En el espacio los astronautas no pueden llorar,
la falta de gravedad impide que las lágrimas fluyan.
Sabía que la vista era única, era sublime, maravillosa. Finalmente estaba fuera de aquella atmósfera que me oprimía y llenaba mis pulmones al estar sobre la tierra. Mis pies no necesitaban suelo firme. Mi mundo, ahora, era yo misma. Y desde la ventanilla dibujé con el dedo las líneas que dividían la tierra del mar, las nubes del vacío, la Tierra del todo.

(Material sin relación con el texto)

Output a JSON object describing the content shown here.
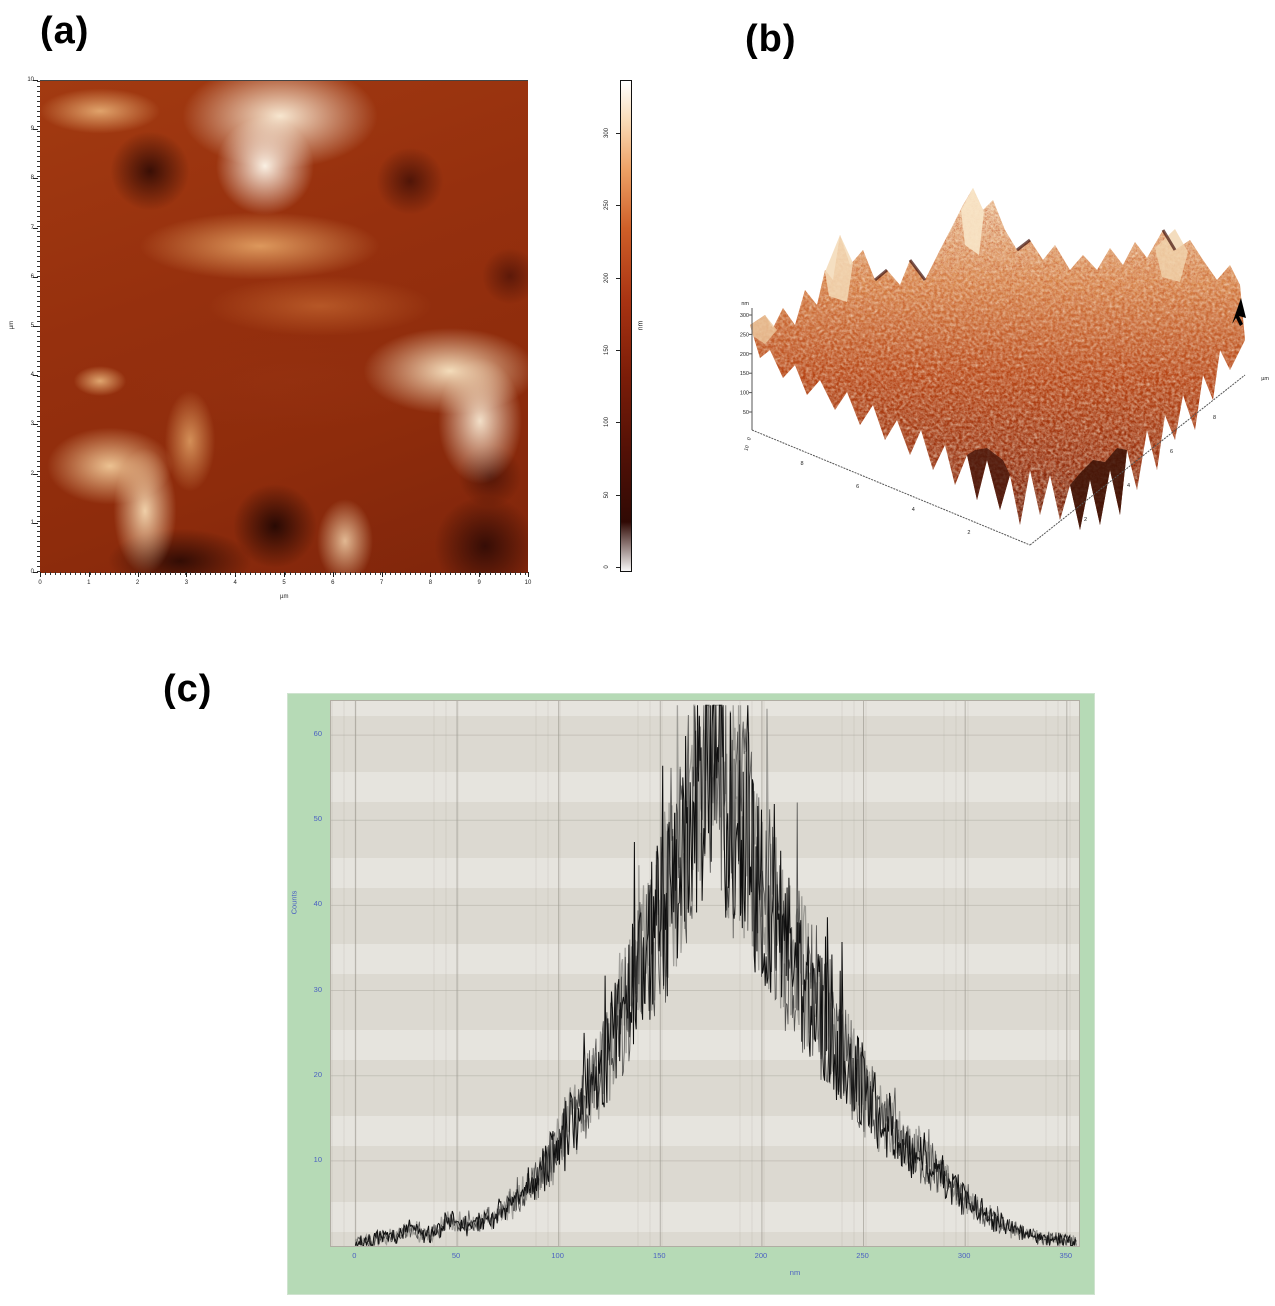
{
  "figure": {
    "panel_a_label": "(a)",
    "panel_b_label": "(b)",
    "panel_c_label": "(c)"
  },
  "panel_a": {
    "description": "AFM topography false-color image",
    "x_ticks": [
      "0",
      "1",
      "2",
      "3",
      "4",
      "5",
      "6",
      "7",
      "8",
      "9",
      "10"
    ],
    "y_ticks": [
      "10",
      "9",
      "8",
      "7",
      "6",
      "5",
      "4",
      "3",
      "2",
      "1",
      "0"
    ],
    "x_unit": "µm",
    "y_unit": "µm",
    "colorbar": {
      "ticks": [
        "300",
        "250",
        "200",
        "150",
        "100",
        "50",
        "0"
      ],
      "unit": "nm",
      "top_color": "#ffffff",
      "bottom_color": "#150302"
    }
  },
  "panel_b": {
    "description": "AFM 3D surface rendering",
    "z_ticks": [
      "300",
      "250",
      "200",
      "150",
      "100",
      "50"
    ],
    "z_origin": "0",
    "z_unit": "nm",
    "left_axis_ticks": [
      "8",
      "6",
      "4",
      "2"
    ],
    "left_axis_origin": "10",
    "right_axis_ticks": [
      "2",
      "4",
      "6",
      "8"
    ],
    "corner_label": "0",
    "right_axis_unit": "µm",
    "arrow": "peak-marker-arrow"
  },
  "chart_data": {
    "type": "line",
    "title": "",
    "xlabel": "nm",
    "ylabel": "Counts",
    "x_ticks": [
      0,
      50,
      100,
      150,
      200,
      250,
      300,
      350
    ],
    "y_ticks": [
      10,
      20,
      30,
      40,
      50,
      60
    ],
    "xlim": [
      -12,
      356
    ],
    "ylim": [
      0,
      64
    ],
    "grid": true,
    "legend": "none",
    "peak": {
      "x": 177,
      "y": 62
    },
    "envelope_x": [
      0,
      10,
      20,
      28,
      33,
      40,
      46,
      52,
      60,
      68,
      75,
      82,
      90,
      97,
      103,
      110,
      117,
      124,
      130,
      136,
      142,
      148,
      153,
      158,
      163,
      167,
      171,
      174,
      177,
      180,
      183,
      186,
      190,
      194,
      198,
      203,
      208,
      214,
      220,
      226,
      233,
      240,
      247,
      254,
      261,
      268,
      275,
      282,
      288,
      294,
      300,
      307,
      314,
      321,
      328,
      335,
      342,
      350,
      355
    ],
    "envelope_y": [
      0.4,
      0.8,
      1.2,
      2.2,
      1.2,
      1.5,
      3.4,
      2.2,
      2.6,
      3.4,
      4.5,
      6,
      8,
      10.5,
      13,
      16,
      19,
      23,
      27,
      30,
      33,
      37,
      40,
      44,
      48,
      52,
      56,
      60,
      62,
      57,
      52,
      49,
      51,
      47,
      43,
      40,
      37,
      34,
      31,
      28,
      25,
      22,
      19.5,
      17,
      14.5,
      12.5,
      11,
      10,
      8.5,
      7,
      5.5,
      4.2,
      3,
      2.2,
      1.6,
      1.2,
      0.9,
      0.6,
      0.4
    ],
    "noise": {
      "relative": 0.27,
      "absolute": 0.8,
      "spike_prob": 0.06,
      "spike_gain": 0.5,
      "seed": 7
    },
    "colors": {
      "frame": "#b6dab6",
      "plot_bg": "#dcd9d1",
      "tick_text": "#4a5fc2",
      "line": "#0d0d0d",
      "grid_v": "rgba(140,137,128,0.55)",
      "grid_h": "rgba(160,157,148,0.38)"
    }
  }
}
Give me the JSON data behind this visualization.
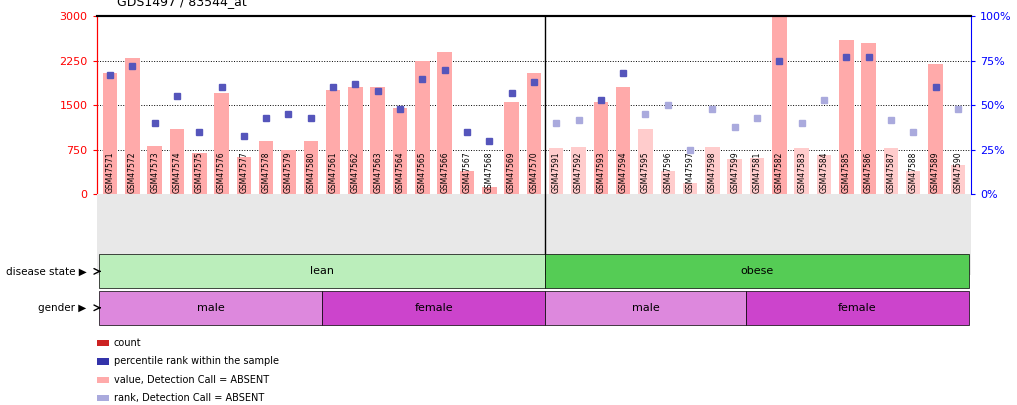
{
  "title": "GDS1497 / 83544_at",
  "samples": [
    "GSM47571",
    "GSM47572",
    "GSM47573",
    "GSM47574",
    "GSM47575",
    "GSM47576",
    "GSM47577",
    "GSM47578",
    "GSM47579",
    "GSM47580",
    "GSM47561",
    "GSM47562",
    "GSM47563",
    "GSM47564",
    "GSM47565",
    "GSM47566",
    "GSM47567",
    "GSM47568",
    "GSM47569",
    "GSM47570",
    "GSM47591",
    "GSM47592",
    "GSM47593",
    "GSM47594",
    "GSM47595",
    "GSM47596",
    "GSM47597",
    "GSM47598",
    "GSM47599",
    "GSM47581",
    "GSM47582",
    "GSM47583",
    "GSM47584",
    "GSM47585",
    "GSM47586",
    "GSM47587",
    "GSM47588",
    "GSM47589",
    "GSM47590"
  ],
  "bar_values": [
    2050,
    2300,
    820,
    1100,
    700,
    1700,
    630,
    900,
    750,
    900,
    1750,
    1800,
    1800,
    1450,
    2250,
    2400,
    400,
    130,
    1550,
    2050,
    780,
    800,
    1550,
    1800,
    1100,
    390,
    200,
    800,
    600,
    620,
    3000,
    780,
    660,
    2600,
    2550,
    780,
    400,
    2200,
    500
  ],
  "pct_values": [
    67,
    72,
    40,
    55,
    35,
    60,
    33,
    43,
    45,
    43,
    60,
    62,
    58,
    48,
    65,
    70,
    35,
    30,
    57,
    63,
    40,
    42,
    53,
    68,
    45,
    50,
    25,
    48,
    38,
    43,
    75,
    40,
    53,
    77,
    77,
    42,
    35,
    60,
    48
  ],
  "absent_flags": [
    false,
    false,
    false,
    false,
    false,
    false,
    false,
    false,
    false,
    false,
    false,
    false,
    false,
    false,
    false,
    false,
    false,
    false,
    false,
    false,
    true,
    true,
    false,
    false,
    true,
    true,
    true,
    true,
    true,
    true,
    false,
    true,
    true,
    false,
    false,
    true,
    true,
    false,
    true
  ],
  "bar_color_present": "#ffaaaa",
  "bar_color_absent": "#ffcccc",
  "dot_color_present": "#5555bb",
  "dot_color_absent": "#aaaadd",
  "lean_color": "#bbeebb",
  "obese_color": "#55cc55",
  "male_color": "#dd88dd",
  "female_color": "#cc44cc",
  "ylim_left": [
    0,
    3000
  ],
  "ylim_right": [
    0,
    100
  ],
  "yticks_left": [
    0,
    750,
    1500,
    2250,
    3000
  ],
  "yticks_right": [
    0,
    25,
    50,
    75,
    100
  ],
  "disease_groups": [
    {
      "label": "lean",
      "start": 0,
      "end": 19
    },
    {
      "label": "obese",
      "start": 20,
      "end": 38
    }
  ],
  "gender_groups": [
    {
      "label": "male",
      "start": 0,
      "end": 9,
      "color": "#dd88dd"
    },
    {
      "label": "female",
      "start": 10,
      "end": 19,
      "color": "#cc44cc"
    },
    {
      "label": "male",
      "start": 20,
      "end": 28,
      "color": "#dd88dd"
    },
    {
      "label": "female",
      "start": 29,
      "end": 38,
      "color": "#cc44cc"
    }
  ],
  "legend_items": [
    {
      "label": "count",
      "color": "#cc2222"
    },
    {
      "label": "percentile rank within the sample",
      "color": "#3333aa"
    },
    {
      "label": "value, Detection Call = ABSENT",
      "color": "#ffaaaa"
    },
    {
      "label": "rank, Detection Call = ABSENT",
      "color": "#aaaadd"
    }
  ]
}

Azul como un suspiro lleno de nostalgia flotaba en la negrura de todo lo demás y yo, desde fuera, pintaba su imagen en mi memoria. Ni siquiera el aire podía competir contra la inmensidad que llenaba mis pulmones, mis entrañas enteras, mi alma. Y flotando yo también miré hacia el otro lado, la otra ventanilla, que me mostró al astro plateado en todo su esplendor. Luna preciosa y quieta, callada. Me llené de su blancura y fue entonces que me vinieron las ganas de llorar. Era imposible contenerlas. Pero las lágrimas no aparecieron. Ellas se quedaron en Tierra, junto con la gravedad, junto con tantas cosas que ahora ya no importaban. Yo estaba fuera. Y los escalofríos seguían subiendo desde el estómago, anudándose en la garganta. Y mis ojos secos. Hasta que, muy discretamente, me llevé la mano a la mejilla derecha para encontrarme con una motita brillante. Cálida e incandescente estaba, brotando de mi ojo, la estrella. Y a ésta la fueron siguiendo más y más. Poco a poco se iban desvaneciendo en mis manos. Luego de una sonrisa, que no cupo en mi cara, miré de nuevo por la ventanilla. Para mi sorpresa, el vacío estaba ahora ocupado por miles de millones de luces, unas más brillantes que las otras, pero todas hermosas. Inerte quedé flotando, admirando la maravillosa vista: cada una de las lágrimas ahí había quedado plasmada, en el infinito, llenando el vacío oscuro para iluminar las noches despejadas.